The measurements were done on OnePlus A6003, Snapdragon 845 CPU, 6 GB RAM, 16 + 20 MP Dual Camera, Android version 9, OxygenOS version 9.0.3. The device is stabilized in place, put to airplane mode, background services are disabled, the battery is fully charged and kept plugged to the power cable. The rear camera output image is scaled so that the smaller dimension is 224, then the middle of the image is cropped to get an input image of \(224 \times 224\). The downscaling and cropping is not included in the inference time shown in Table 5 however the preprocessing of the input image, according to Eq. 1, and the final ArgMax is included in the inference time. Inference speed measurements, presented in Table 5, are averaged over 300 frames after 30 s of an initial warm-up period.

Table 5 shows that our approach of using ShuffleNet V2 as a backbone is capable of performing real-time, close to 20 Hz, semantic segmentation on a mobile phone.
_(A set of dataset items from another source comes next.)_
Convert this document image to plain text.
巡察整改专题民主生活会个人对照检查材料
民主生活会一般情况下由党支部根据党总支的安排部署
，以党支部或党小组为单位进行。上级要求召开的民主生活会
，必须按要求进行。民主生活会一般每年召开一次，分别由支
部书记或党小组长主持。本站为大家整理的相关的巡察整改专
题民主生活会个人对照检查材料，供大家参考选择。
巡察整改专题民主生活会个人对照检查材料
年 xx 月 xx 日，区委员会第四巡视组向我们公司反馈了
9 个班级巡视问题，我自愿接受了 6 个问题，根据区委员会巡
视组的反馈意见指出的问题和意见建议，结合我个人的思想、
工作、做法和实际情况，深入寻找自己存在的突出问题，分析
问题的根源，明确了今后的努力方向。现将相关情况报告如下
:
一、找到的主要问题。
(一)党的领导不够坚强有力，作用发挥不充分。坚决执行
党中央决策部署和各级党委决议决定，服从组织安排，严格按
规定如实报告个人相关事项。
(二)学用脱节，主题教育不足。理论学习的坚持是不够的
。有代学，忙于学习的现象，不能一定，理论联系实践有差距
Even with the complex DPC architecture, ShuffleNet V2 backbone ends up with 1.54 times fewer GFLOPs over the Mobilenet V2 with basic encoder head. Furthermore, model size is significantly lower which is desired for embedded devices that might have limited memory or storage size. One surprising finding is that the Mobilenet V2 variants show much higher variance in the inference time compared to the ShuffleNet V2 backbone, thus our approach provides a more stable fps.

Table 5. Inference performance on OnePlus A6 with an input size of \(224 \times 224\).
Fig. 6.
figure 6

Segmentation visualisations on the validation set. Best viewed in colour. (Black coloured regions on ground truth are ignored)

5 Conclusion

In this paper, we have described an efficient solution for semantic segmentation by achieving state-of-art inference speed without compromising on the accuracy. Our approach shows that ShuffleNet V2 is a powerful and efficient backbone for the task of semantic segmentation. It achieves 70.33% mIOU when combined with the DPC head, and 67.7% mIOUFootnote 2 combined with the basic encoder head on Cityscapes challenge. Furthermore, we showed that our network is capable of running real-time, the DPC head at 15.41 fps and the basic encoder head at 19.65 fps, on a mobile phone with an input image size of \(224 \times 224\). Future work is to implement an efficient decoder architecture to get more refined edges along the borders of the objects on the segmentation mask.